Google+

July 2, 2009

The Injustice of It All

A few months back I questioned a new system the ATP had adopted to score and rank its players, wondering whether tracking a trailing twelve-month score really reflected the current state of tennis.

So far, I'm not impressed.

For example Andy Murray who started the year with three impressive championships remained behind Novak Djokovic until mid-May, despite the fact that Nole suffered some big losses in Australia and a disappointing exit while trying to defend his title in Melbourne.

And there's another point I'm still not clear on -- perhaps someone can help. Rafael Nadal was the first player to qualify for the year-end ATP Championships, but one rule requires players to play in all four Grand Slams -- something Rafa failed to do when he pulled out of Wimbledon with a knee injury. Does he forfeit his spot even though he had been playing the best tennis on tour and almost swept the clay court season?

The problems also make their way into the women's side of things. Back in April we found out that Dinara Safina was going to take over the #1 spot from Serena Williams, the woman she'd lost to in Australia and who'd taken the trophy at Flushing Meadows just a few months before. I don't mean to say Dinara hasn't had a good year -- she won in Rome and Madrid and played in four other finals, including at Roland Garros. But she's never won a Slam while the two women ranked just below her have won three of the last four and share seventeen Majors between them.



So, yes, the ranking system has its issues, but they've never seemed so apparant as they have during this Wimbledon fortnight.

The Championships at the All England Club, more than any other Grand Slam, have the ability to seed players based on their strength on the surface, not their ranking. That allowed Ivo Karlovic, ranked thirty-sixth in the world, to command the twenty-second seed, and Marat Safin to go from #24 to #14. Maria Sharapova was clearly the biggest beneficiary as officials ignored her injury-addled #60 ranking and blessed her with the twenty-fourth seed.

But Dinara, who'd never made it past the third round here and lost in the quarters to Tamarine Tanasugarn at a warm-up tournament in the Netherlands, kept her top spot while five-time Wimbledon champion Venus Williams had to slog it out at #3.

The discrepancy was clear in today's semifinal match when Dinara was completely dominated by Venus. In less than one hour she won only a single game and twenty points in total. She whiffed sixteen unforced errors and looked nothing like the #1 player she's supposed to be. Even still, because she made the semis, she'll get 900 points and stay out of reach of both Serena and Venus, whomever wins (I believe -- I hate calculating these points).

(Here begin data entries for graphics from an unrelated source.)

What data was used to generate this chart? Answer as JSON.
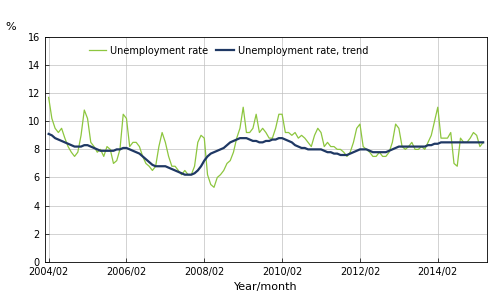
{
  "xlabel": "Year/month",
  "ylabel": "%",
  "ylim": [
    0,
    16
  ],
  "yticks": [
    0,
    2,
    4,
    6,
    8,
    10,
    12,
    14,
    16
  ],
  "xtick_labels": [
    "2004/02",
    "2006/02",
    "2008/02",
    "2010/02",
    "2012/02",
    "2014/02"
  ],
  "legend_labels": [
    "Unemployment rate",
    "Unemployment rate, trend"
  ],
  "line_color_raw": "#8dc63f",
  "line_color_trend": "#1f3864",
  "background_color": "#ffffff",
  "grid_color": "#c0c0c0",
  "start_year": 2004,
  "start_month": 2,
  "raw_values": [
    11.7,
    10.2,
    9.5,
    9.2,
    9.5,
    8.8,
    8.2,
    7.8,
    7.5,
    7.8,
    9.0,
    10.8,
    10.2,
    8.5,
    8.2,
    7.8,
    8.0,
    7.5,
    8.2,
    8.0,
    7.0,
    7.2,
    8.0,
    10.5,
    10.2,
    8.2,
    8.5,
    8.5,
    8.2,
    7.5,
    7.0,
    6.8,
    6.5,
    6.8,
    8.2,
    9.2,
    8.5,
    7.5,
    6.8,
    6.8,
    6.5,
    6.2,
    6.5,
    6.2,
    6.2,
    6.8,
    8.5,
    9.0,
    8.8,
    6.2,
    5.5,
    5.3,
    6.0,
    6.2,
    6.5,
    7.0,
    7.2,
    7.8,
    8.8,
    9.5,
    11.0,
    9.2,
    9.2,
    9.5,
    10.5,
    9.2,
    9.5,
    9.2,
    8.8,
    8.8,
    9.5,
    10.5,
    10.5,
    9.2,
    9.2,
    9.0,
    9.2,
    8.8,
    9.0,
    8.8,
    8.5,
    8.2,
    9.0,
    9.5,
    9.2,
    8.2,
    8.5,
    8.2,
    8.2,
    8.0,
    8.0,
    7.8,
    7.5,
    7.8,
    8.5,
    9.5,
    9.8,
    8.2,
    8.0,
    7.8,
    7.5,
    7.5,
    7.8,
    7.5,
    7.5,
    7.8,
    8.5,
    9.8,
    9.5,
    8.2,
    8.0,
    8.2,
    8.5,
    8.0,
    8.0,
    8.2,
    8.0,
    8.5,
    9.0,
    10.0,
    11.0,
    8.8,
    8.8,
    8.8,
    9.2,
    7.0,
    6.8,
    8.8,
    8.5,
    8.5,
    8.8,
    9.2,
    9.0,
    8.2,
    8.5
  ],
  "trend_values": [
    9.1,
    9.0,
    8.8,
    8.7,
    8.6,
    8.5,
    8.4,
    8.3,
    8.2,
    8.2,
    8.2,
    8.3,
    8.3,
    8.2,
    8.1,
    8.0,
    7.9,
    7.9,
    7.9,
    7.9,
    7.9,
    8.0,
    8.0,
    8.1,
    8.1,
    8.0,
    7.9,
    7.8,
    7.7,
    7.5,
    7.3,
    7.1,
    6.9,
    6.8,
    6.8,
    6.8,
    6.8,
    6.7,
    6.6,
    6.5,
    6.4,
    6.3,
    6.2,
    6.2,
    6.2,
    6.3,
    6.5,
    6.8,
    7.2,
    7.5,
    7.7,
    7.8,
    7.9,
    8.0,
    8.1,
    8.3,
    8.5,
    8.6,
    8.7,
    8.8,
    8.8,
    8.8,
    8.7,
    8.6,
    8.6,
    8.5,
    8.5,
    8.6,
    8.6,
    8.7,
    8.7,
    8.8,
    8.8,
    8.7,
    8.6,
    8.5,
    8.3,
    8.2,
    8.1,
    8.1,
    8.0,
    8.0,
    8.0,
    8.0,
    8.0,
    7.9,
    7.8,
    7.8,
    7.7,
    7.7,
    7.6,
    7.6,
    7.6,
    7.7,
    7.8,
    7.9,
    8.0,
    8.0,
    8.0,
    7.9,
    7.8,
    7.8,
    7.8,
    7.8,
    7.8,
    7.9,
    8.0,
    8.1,
    8.2,
    8.2,
    8.2,
    8.2,
    8.2,
    8.2,
    8.2,
    8.2,
    8.2,
    8.3,
    8.3,
    8.4,
    8.4,
    8.5,
    8.5,
    8.5,
    8.5,
    8.5,
    8.5,
    8.5,
    8.5,
    8.5,
    8.5,
    8.5,
    8.5,
    8.5,
    8.5
  ]
}
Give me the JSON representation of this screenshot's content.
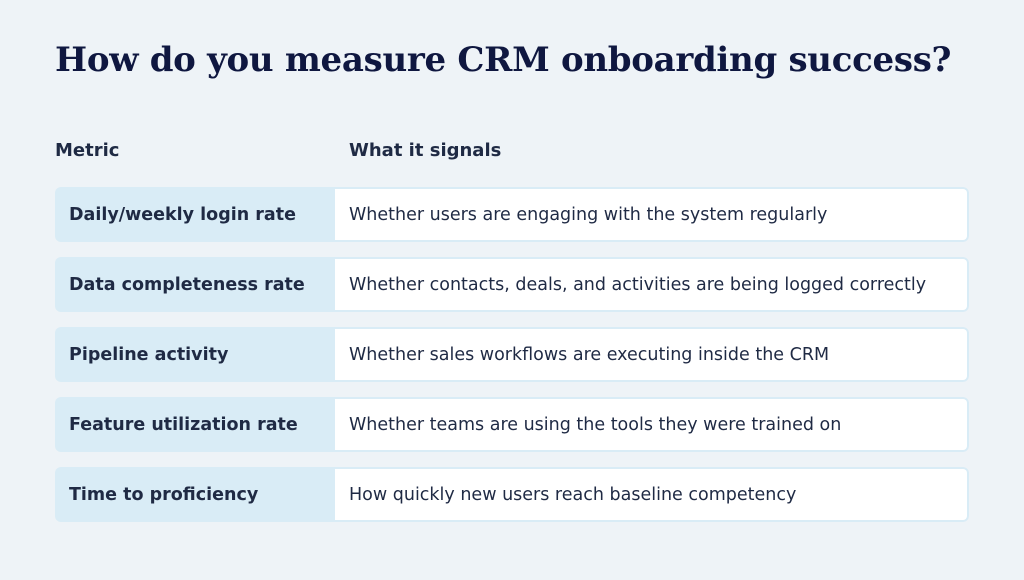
{
  "title": "How do you measure CRM onboarding success?",
  "table": {
    "headers": {
      "metric": "Metric",
      "signal": "What it signals"
    },
    "rows": [
      {
        "metric": "Daily/weekly login rate",
        "signal": "Whether users are engaging with the system regularly"
      },
      {
        "metric": "Data completeness rate",
        "signal": "Whether contacts, deals, and activities are being logged correctly"
      },
      {
        "metric": "Pipeline activity",
        "signal": "Whether sales workflows are executing inside the CRM"
      },
      {
        "metric": "Feature utilization rate",
        "signal": "Whether teams are using the tools they were trained on"
      },
      {
        "metric": "Time to proficiency",
        "signal": "How quickly new users reach baseline competency"
      }
    ]
  },
  "colors": {
    "background": "#eef3f7",
    "title": "#0f1740",
    "metric_cell": "#d9ecf6",
    "signal_cell": "#ffffff",
    "text": "#1f2a44"
  }
}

You know who else gets 900 points?

Not-so-lucky loser Elena Dementieva, who gave an epic performance against the second-seeded Serena Williams -- someone she was not supposed to beat. That match, which lasted nearly three hours, was one that single-handedly revived the case for women's tennis. Both ladies were hitting hard, serving bombs, maintaining rallies, and being pushed way outside their comfort zones. Elena, who'd been struggling all spring, did something no one's been able to do this tournament -- she took a set away from Serena, and she even had a match point late in the third. Watching the last few games I was actually nervous -- seriously, from my desk in New York, thousands of miles away from the action, my heart was honestly pounding as I waited to see who would come out on top.



But because Elena wasn't able to convert on her opportunity she gets the same payday as Safina, who looked no more impressive in her first five matches than she did in her sixth. And what could've been a final match that any fan would pay top-dollar to see is relegated to the semis, played midday in the middle of the week.

It's always heart-wrenching when someone has to lose a match that was so well-fought, beginning to end. After such a long battle, it's a shame that both couldn't make it to the Saturday match. And it's an even bigger shame that there's no way to compensate the player who put on such a great show.

Who knows if they'll change the points system again and make it more fair. I doubt anything done will be terribly drastic.

But I can tell you that if I had control, the rankings on Monday would be much different than what's actually going to come out.